Europe is emerging as a strong contender in the global cloud market.
3 July 2020 | 1 Shares
  • US and Chinese tech giants are dominating the cloud scene
  • Europe is adamant in establishing homegrown cloud technologies and setting new data policies 

In 2017, Gartner predicted that the domination of Amazon Web Services (AWS) and Microsoft’s Azure cloud would see the public cloud market remain a two-horse race. 

The global research firm stated: “By 2019, 90% of native cloud IaaS providers will be forced out of this market by the AWS-Microsoft duopoly.”

While the intense competition between the vendors would mean competitive prices and services, Gartner said, the benefits are short-lived in the absence of other competition. 

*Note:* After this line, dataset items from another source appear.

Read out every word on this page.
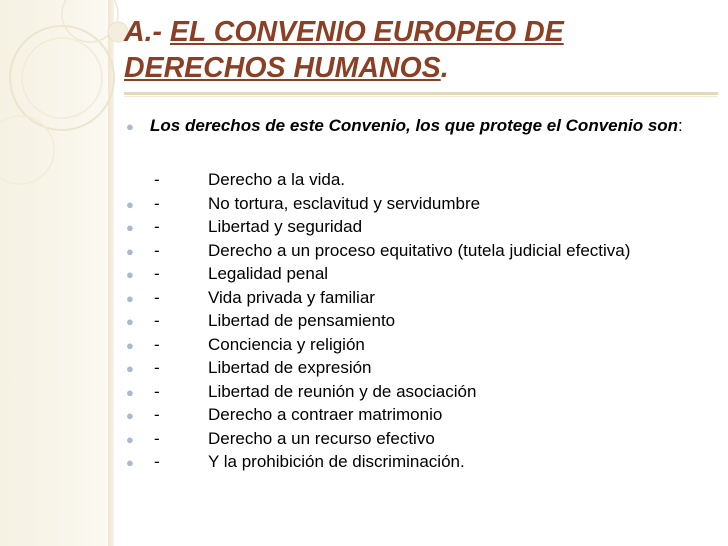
A.- EL CONVENIO EUROPEO DE
DERECHOS HUMANOS.
● Los derechos de este Convenio, los que protege el Convenio son:
-	Derecho a la vida.
● -	No tortura, esclavitud y servidumbre
● -	Libertad y seguridad
● -	Derecho a un proceso equitativo (tutela judicial efectiva)
● -	Legalidad penal
● -	Vida privada y familiar
● -	Libertad de pensamiento
● -	Conciencia y religión
● -	Libertad de expresión
● -	Libertad de reunión y de asociación
● -	Derecho a contraer matrimonio
● -	Derecho a un recurso efectivo
● -	Y la prohibición de discriminación.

Today, in the US, while the cloud computing ecosystem has become richer, AWS and Azure remain towering central figures, while Google Cloud remains a strong third, and the Red Hat-fueled IBM also contends. 

On a global level, China’s Alibaba Cloud nips into third position ahead of Google. Other players high in the world ranks include VMWare, Oracle and SAP, and while the latter is German-born, homegrown European firms don’t feature heavily in the tables. That’s despite the continent’s commitment to driving massive digital transformation projects for its economy in the next decade for which cloud and artificial intelligence will play a massive role.

It’s cloudy in Europe

With Europe’s growing appetite for cloud strategies and data infrastructure, deployments of 5G networks, and advances in edge computing, there is both a need and opportunity for more homegrown cloud alternatives. 

The GAIA-X, for example, is a collaborative project by Germany and France with the goal of gaining cloud independence from US and Chinese tech giants. The project will ensure member companies play by set rules, including data sovereignty, data availability, interoperability, portability, transparency, and fair participation. Several documents that explain the project’s purpose and architectural design have been published and can be found on its official webpage. 

The project currently has more than 300 participants from various countries, and it’s also possible for “market participants outside Europe” to join, but they would need to commit to GAIA-X’s principles. 

Tech giant Microsoft has expressed support for the European cloud project. 

European cloud players are increasingly building a strong ecosystem of cloud solutions based upon respect for data regulations, transparency, security, and openness to uphold emerging cloud-inspired initiatives, such as the introduction of “cloud tax” in France and Italy. 

What it means for the global market

Developed based on the values of GDPR (known as one of the strongest data protection laws in the world), European cloud companies could become an attractive alternative for APAC businesses in the pendulum swing between US and Chinese cloud solutions. 

The APAC cloud market is set to grow 117% from US$133 billion to US$288 billion between 2019 and 2024, according to a new report by GlobalData. The APAC region is, without a doubt, fertile for digital transformation projects and ripe for cloud-based solutions.

As an example, Mark Smith, Managing Director, Asia Pacific for Digital Realty, expressed that “Hong Kong is a regional leader in cloud readiness and has significant potential for further cloud adoption along with a strong base of customers with an appetite for digital technologies.”

Besides that, APAC telcos are preparing for the roll-out of 5G networks with edge infrastructure, ready to empower the next-gen wireless applications such as the internet of things (IoT). 

Naturally, the exponential growth and deployment of IoT devices will see more companies enlisting cloud infrastructure to support the highly-connected ecosystem. 

Speculating on the rapid growth of cloud in APAC, European cloud alternatives developed under the wings of GDPR are in a strong position to help global companies navigate the varied compliance and regulations in the vast APAC region.